There’s little incentive to discount for two: most of my work is in cleaning the bathroom and kitchenette. Whether a surface was used by two or four, I still have to clean it.

It also means I’m not asking about bedding arrangements - the suite is set up and paid for four - they can use all or none of it. Surprisingly often a couple will sleep in separate beds (25-40% sounds about right!), so I’m not put out if they use a twin bed in addition to the queen.

As @Brandt says, it doesn’t make sense to block a higher paying reservation of four with a lower value booking of two. If you find your calendar isn’t as full as you’d like, you might consider adding a linked, duplicate listing that discounts for smaller groups for last minute dates.

@spkrause - We start our home at a lower price for 2 people, and add a per-night charge of $40 per person up to our max occupancy of six (three bedrooms).

We do this because the number of travelers booking vacation rentals in our area is fairly small. There are just not enough groups of 6 to keep us, and the rest of the larger homes, anywhere near full.
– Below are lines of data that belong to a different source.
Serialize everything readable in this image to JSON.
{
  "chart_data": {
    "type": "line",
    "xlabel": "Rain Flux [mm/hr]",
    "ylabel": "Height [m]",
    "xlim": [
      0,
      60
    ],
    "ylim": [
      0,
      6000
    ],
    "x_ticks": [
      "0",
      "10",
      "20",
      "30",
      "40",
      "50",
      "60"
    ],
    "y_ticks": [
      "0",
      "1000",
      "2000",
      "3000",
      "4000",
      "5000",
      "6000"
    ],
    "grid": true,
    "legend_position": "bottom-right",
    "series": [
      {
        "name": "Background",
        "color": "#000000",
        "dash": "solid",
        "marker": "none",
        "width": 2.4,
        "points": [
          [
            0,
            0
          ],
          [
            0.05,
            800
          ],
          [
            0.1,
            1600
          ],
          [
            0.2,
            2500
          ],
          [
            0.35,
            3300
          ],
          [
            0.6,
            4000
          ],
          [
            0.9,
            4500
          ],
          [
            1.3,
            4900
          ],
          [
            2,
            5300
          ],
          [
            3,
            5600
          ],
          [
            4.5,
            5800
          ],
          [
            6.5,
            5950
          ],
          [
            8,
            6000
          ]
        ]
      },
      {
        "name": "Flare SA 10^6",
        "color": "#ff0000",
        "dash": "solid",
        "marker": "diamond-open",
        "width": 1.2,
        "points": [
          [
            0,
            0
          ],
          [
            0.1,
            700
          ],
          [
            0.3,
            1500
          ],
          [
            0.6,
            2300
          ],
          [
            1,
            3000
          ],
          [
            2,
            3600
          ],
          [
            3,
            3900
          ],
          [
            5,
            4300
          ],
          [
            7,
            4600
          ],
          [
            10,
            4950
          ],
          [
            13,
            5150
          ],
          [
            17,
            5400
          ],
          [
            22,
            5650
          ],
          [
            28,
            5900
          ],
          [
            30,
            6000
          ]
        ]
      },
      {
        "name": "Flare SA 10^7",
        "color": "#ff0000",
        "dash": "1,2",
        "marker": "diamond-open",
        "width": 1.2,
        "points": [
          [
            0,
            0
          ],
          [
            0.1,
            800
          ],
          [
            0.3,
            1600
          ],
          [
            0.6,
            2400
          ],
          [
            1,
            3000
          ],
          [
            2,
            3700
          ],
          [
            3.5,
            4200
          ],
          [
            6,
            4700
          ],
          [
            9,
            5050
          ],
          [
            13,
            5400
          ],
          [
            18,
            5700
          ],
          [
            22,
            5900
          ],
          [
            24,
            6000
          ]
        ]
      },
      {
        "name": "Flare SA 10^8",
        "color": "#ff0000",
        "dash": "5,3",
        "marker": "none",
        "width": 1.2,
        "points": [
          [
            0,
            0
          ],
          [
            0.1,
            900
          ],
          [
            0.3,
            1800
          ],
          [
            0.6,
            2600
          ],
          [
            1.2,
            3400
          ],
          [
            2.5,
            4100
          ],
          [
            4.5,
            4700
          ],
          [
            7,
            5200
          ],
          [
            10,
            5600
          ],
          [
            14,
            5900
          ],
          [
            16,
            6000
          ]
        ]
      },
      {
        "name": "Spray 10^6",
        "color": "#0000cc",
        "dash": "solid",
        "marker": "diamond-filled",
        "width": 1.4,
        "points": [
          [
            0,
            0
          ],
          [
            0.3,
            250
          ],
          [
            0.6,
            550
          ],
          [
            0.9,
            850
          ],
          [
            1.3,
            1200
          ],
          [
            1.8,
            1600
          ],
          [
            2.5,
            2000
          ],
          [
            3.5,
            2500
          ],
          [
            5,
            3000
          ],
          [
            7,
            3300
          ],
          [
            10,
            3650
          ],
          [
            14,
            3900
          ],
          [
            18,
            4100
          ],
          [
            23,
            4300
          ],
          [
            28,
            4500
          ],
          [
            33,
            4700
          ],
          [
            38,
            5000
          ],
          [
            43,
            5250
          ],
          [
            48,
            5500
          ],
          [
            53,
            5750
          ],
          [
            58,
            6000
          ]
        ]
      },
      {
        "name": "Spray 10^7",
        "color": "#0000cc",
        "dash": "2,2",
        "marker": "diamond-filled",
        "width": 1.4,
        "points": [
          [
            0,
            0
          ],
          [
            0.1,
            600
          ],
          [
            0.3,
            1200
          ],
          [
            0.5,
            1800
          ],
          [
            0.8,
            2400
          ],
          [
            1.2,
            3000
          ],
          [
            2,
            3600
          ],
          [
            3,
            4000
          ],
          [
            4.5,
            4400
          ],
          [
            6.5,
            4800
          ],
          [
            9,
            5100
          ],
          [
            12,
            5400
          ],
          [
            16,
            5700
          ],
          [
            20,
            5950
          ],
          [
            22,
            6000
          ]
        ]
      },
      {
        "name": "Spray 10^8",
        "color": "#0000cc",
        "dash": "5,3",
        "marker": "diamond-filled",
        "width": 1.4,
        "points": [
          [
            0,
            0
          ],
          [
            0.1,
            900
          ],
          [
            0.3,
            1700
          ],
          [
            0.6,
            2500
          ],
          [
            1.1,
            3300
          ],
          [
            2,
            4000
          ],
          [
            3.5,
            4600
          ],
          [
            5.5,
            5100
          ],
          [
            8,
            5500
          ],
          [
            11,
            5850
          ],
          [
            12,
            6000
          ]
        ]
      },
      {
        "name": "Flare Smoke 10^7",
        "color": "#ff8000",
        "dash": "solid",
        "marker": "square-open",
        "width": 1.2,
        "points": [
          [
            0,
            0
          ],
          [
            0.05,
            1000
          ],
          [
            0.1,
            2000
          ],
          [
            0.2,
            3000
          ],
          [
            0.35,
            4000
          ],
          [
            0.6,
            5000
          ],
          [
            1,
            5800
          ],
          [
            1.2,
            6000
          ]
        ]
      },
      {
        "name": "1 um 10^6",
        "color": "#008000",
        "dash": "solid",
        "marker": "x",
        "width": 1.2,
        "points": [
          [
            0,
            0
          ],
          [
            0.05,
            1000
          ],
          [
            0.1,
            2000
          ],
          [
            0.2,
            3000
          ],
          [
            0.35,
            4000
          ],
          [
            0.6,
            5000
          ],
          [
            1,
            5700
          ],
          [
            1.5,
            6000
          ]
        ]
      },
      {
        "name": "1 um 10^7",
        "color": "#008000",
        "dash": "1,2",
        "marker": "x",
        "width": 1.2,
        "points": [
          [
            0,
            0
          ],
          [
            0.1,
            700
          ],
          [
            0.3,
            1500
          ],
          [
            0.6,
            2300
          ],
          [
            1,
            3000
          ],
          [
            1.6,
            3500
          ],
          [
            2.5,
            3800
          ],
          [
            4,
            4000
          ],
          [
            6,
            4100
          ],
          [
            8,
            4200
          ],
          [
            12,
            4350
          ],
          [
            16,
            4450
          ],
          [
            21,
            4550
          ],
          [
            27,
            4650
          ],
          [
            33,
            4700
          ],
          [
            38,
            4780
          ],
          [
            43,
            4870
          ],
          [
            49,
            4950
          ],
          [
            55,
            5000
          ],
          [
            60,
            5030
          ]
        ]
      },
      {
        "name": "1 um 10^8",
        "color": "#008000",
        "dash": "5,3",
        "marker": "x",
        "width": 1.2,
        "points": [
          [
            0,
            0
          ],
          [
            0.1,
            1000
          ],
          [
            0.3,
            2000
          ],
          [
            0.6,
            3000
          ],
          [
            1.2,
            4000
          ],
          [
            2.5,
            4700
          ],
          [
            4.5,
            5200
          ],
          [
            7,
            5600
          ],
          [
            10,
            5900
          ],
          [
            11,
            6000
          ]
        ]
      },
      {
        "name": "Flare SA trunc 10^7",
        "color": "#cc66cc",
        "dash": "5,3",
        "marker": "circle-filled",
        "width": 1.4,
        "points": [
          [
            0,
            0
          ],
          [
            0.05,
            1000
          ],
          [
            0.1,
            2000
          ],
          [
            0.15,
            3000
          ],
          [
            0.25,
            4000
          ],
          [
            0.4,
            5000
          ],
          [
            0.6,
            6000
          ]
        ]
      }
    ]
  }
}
Since our area is a huge honeymoon (and anniversary) location, we need to price to attract some of that group that is willing to splurge a bit and get a private home.

Whether it makes sense for you will depend on your market.

I mostly get couples so price for 2 then $25 pppn extra up to 4. I noticed one site, HomeAway perhaps, which lets you price for the maximum then offer discounts for less people.